What you are trying to achieve is pretty tough with regular expressions, since there is no way to express “replace strings not matching a pattern”. You will have to use a “positive” pattern, telling what to match instead of what not to match.
Furthermore, you want to replace every character with a replacement character, so you have to make sure that your pattern matches exactly one character.

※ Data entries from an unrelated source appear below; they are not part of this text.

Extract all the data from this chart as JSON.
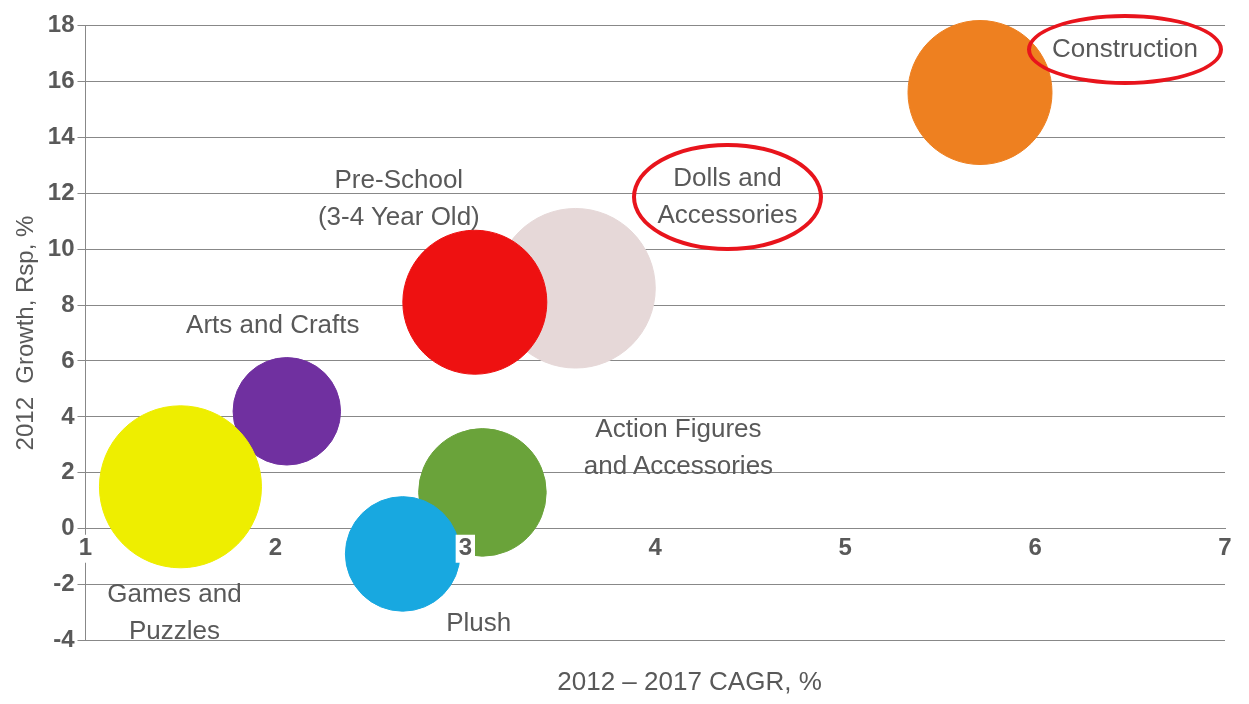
{
  "chart_data": {
    "type": "bubble",
    "xlabel": "2012 – 2017 CAGR, %",
    "ylabel": "2012  Growth, Rsp, %",
    "xlim": [
      1,
      7
    ],
    "xticks": [
      1,
      2,
      3,
      4,
      5,
      6,
      7
    ],
    "ylim": [
      -4,
      18
    ],
    "yticks": [
      -4,
      -2,
      0,
      2,
      4,
      6,
      8,
      10,
      12,
      14,
      16,
      18
    ],
    "grid": "y",
    "series": [
      {
        "name": "Games and\nPuzzles",
        "color": "#eeee00",
        "x": [
          1.5
        ],
        "values": [
          1.5
        ],
        "sizes": [
          1
        ]
      },
      {
        "name": "Arts and Crafts",
        "color": "#7030a0",
        "x": [
          2.06
        ],
        "values": [
          4.2
        ],
        "sizes": [
          0.44
        ]
      },
      {
        "name": "Plush",
        "color": "#18a8e0",
        "x": [
          2.67
        ],
        "values": [
          -0.9
        ],
        "sizes": [
          0.5
        ]
      },
      {
        "name": "Action Figures\nand Accessories",
        "color": "#6aa33a",
        "x": [
          3.09
        ],
        "values": [
          1.3
        ],
        "sizes": [
          0.62
        ]
      },
      {
        "name": "Pre-School\n(3-4 Year Old)",
        "color": "#ee1111",
        "x": [
          3.05
        ],
        "values": [
          8.1
        ],
        "sizes": [
          0.79
        ]
      },
      {
        "name": "Dolls and\nAccessories",
        "color": "#e6d8d8",
        "x": [
          3.58
        ],
        "values": [
          8.6
        ],
        "sizes": [
          0.97
        ]
      },
      {
        "name": "Construction",
        "color": "#ee8020",
        "x": [
          5.71
        ],
        "values": [
          15.6
        ],
        "sizes": [
          0.79
        ]
      }
    ]
  }
}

Otherwise, you will replace whole strings with a single character, returning a shorter string.
For your toy example, you can use negative lookaheads and lookbehinds to achieve the task, but this may be more difficult for real-world examples with longer or more complex strings, since you will have to consider each character of your string separately, along with its context.
Here is the pattern for “not ‘abc’”:
[^abc]|a(?!bc)|(?<!a)b|b(?!c)|(?<!ab)c
It consists of five sub-patterns, connected with “or” (|
), each matching exactly one character:
[^abc]
matches every character except a
, b
or c
a(?!bc)
matches a
if it is not followed by bc
(?<!a)b
matches b
if it is not preceded with a
b(?!c)
matches b
if it is not followed by c
(?<!ab)c
matches c
if it is not preceded with ab
The idea is to match every character that is not in your target word abc
, plus every word character that, according to the context, is not part of your word. The context can be examined using negative lookaheads (?!...)
and lookbehinds (?<!...)
.
You can imagine that this technique will fail once you have a target word containing one character more than once, like example
. It is pretty hard to express “match e
if it is not followed by x
and not preceded by l
”.
Especially for dynamic patterns, it is by far easier to do a positive search and then replace every character that did not match in a second pass, as others have suggested here.